Question

The documentation says:

enum#each_with_object :-

Iterates the given block for each element with an arbitrary object, obj, and returns obj

enum#with_object:-

Iterates the given block for each element with an arbitrary object, obj, and returns obj

But when I tried the below on the both constructs, one gave me the output as expected but the others didn't. So I suspect there is a difference between those two constructs.

Using each_with_object

%w(foo bar).each_with_object({}) { |str, hsh| hsh[str] = str.upcase }
=> {"foo"=>"FOO", "bar"=>"BAR"}

success here!

Using with_object

%w(foo bar).with_object({}) { |str, hsh| hsh[str] = str.upcase }
 => NoMethodError: undefined method `with_object' for ["foo", "bar"]:Array
    from (irb):1
    from C:/Ruby193/bin/irb:12:in `<main>'

failed here!

So what is the difference between these two methods?

Was it helpful?

Solution

each returns an Enumerator object.

%w(foo bar).each.class
=> Enumerator

So, for the first case, the array'll be converted to Enumerator first, then works on the with_object.
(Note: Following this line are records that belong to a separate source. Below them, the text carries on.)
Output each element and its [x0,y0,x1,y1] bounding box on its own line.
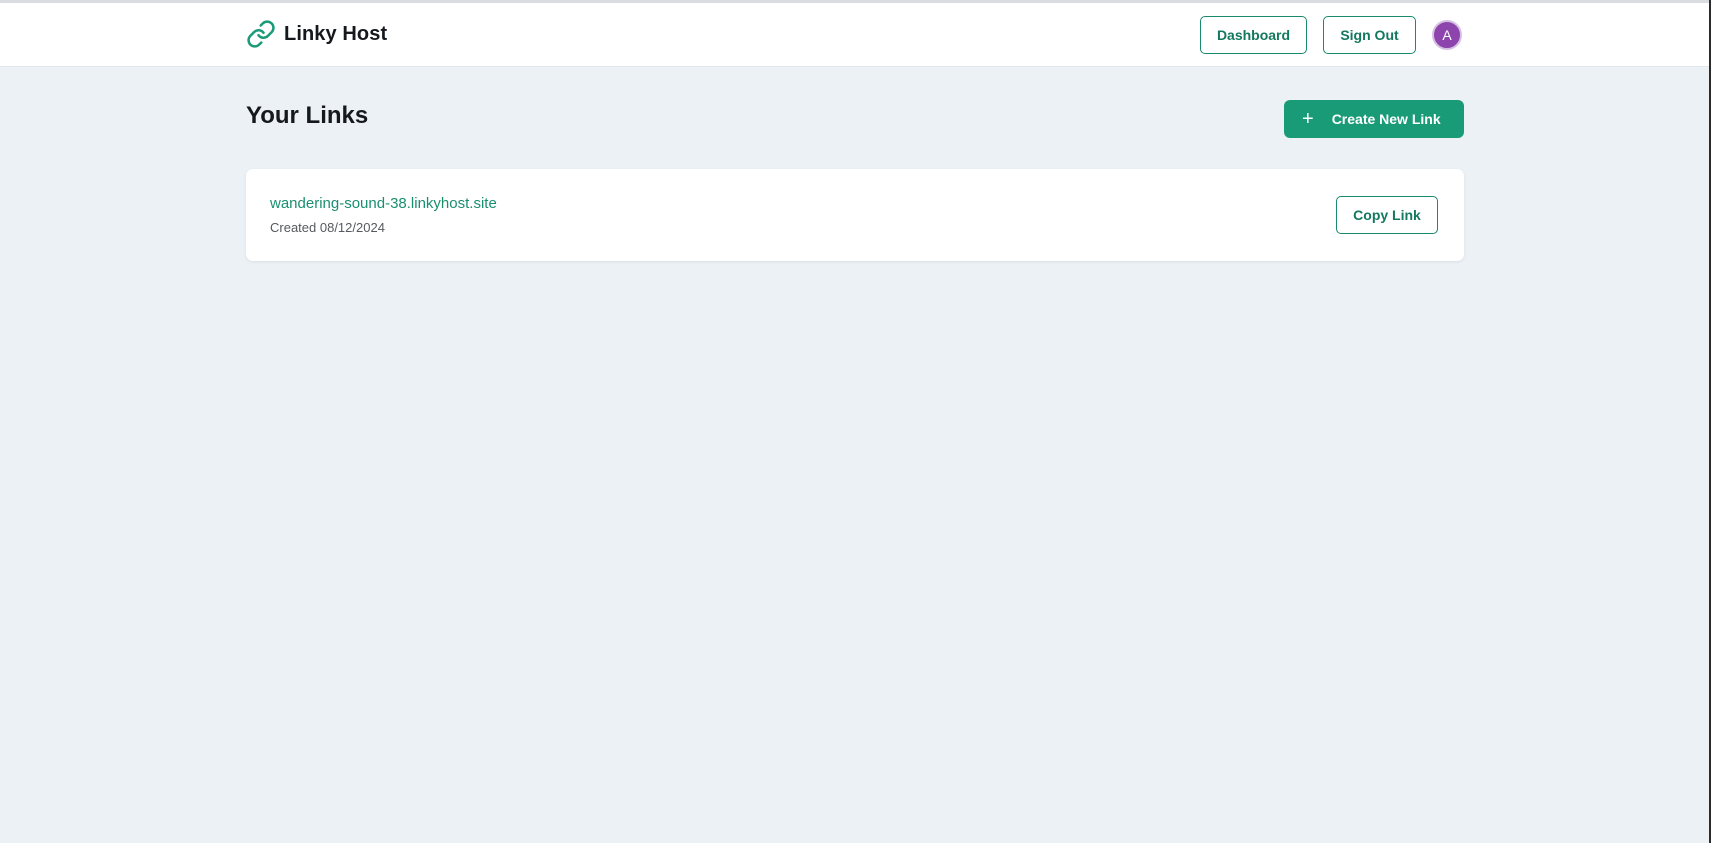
brand[interactable]: Linky Host [246,19,387,49]
create-new-link-label: Create New Link [1331,111,1441,127]
create-new-link-button[interactable]: + Create New Link [1284,100,1464,138]
app-header: Linky Host Dashboard Sign Out A [0,3,1711,67]
link-chain-icon [246,19,276,49]
sign-out-button[interactable]: Sign Out [1323,16,1416,54]
copy-link-button[interactable]: Copy Link [1336,196,1438,234]
dashboard-button[interactable]: Dashboard [1200,16,1307,54]
avatar[interactable]: A [1432,20,1462,50]
brand-name: Linky Host [284,22,388,45]
list-item: wandering-sound-38.linkyhost.site Create… [246,169,1464,261]
link-created-date: Created 08/12/2024 [270,220,385,235]
link-url[interactable]: wandering-sound-38.linkyhost.site [270,195,497,212]
page-title: Your Links [246,102,369,129]
plus-icon: + [1302,108,1314,130]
If you want the second case works, you have to convert the array to Enumerator. You can use .to_enum, .each, or .map to convert the array.

%w(foo bar).map.with_object({}) { |str, hsh| hsh[str] = str.upcase }
=> {"foo"=>"FOO", "bar"=>"BAR"}

More details: Enumerator

OTHER TIPS

with object only works on enumerators, which means that you have to chain it on to something that returns one. eg.

%w(foo bar).each.with_object({}) { |str, h| h[str] = str.upcase }

%w(foo bar).detect.with_object(obj) { ... }

So, you can call with_object on anything that returns an enumerator if you don't give it a block (such as map, reduce, detect, find_all...). This includes anything that mixes in Enumerable.

each_with_object is essentially an alias for each.with_object.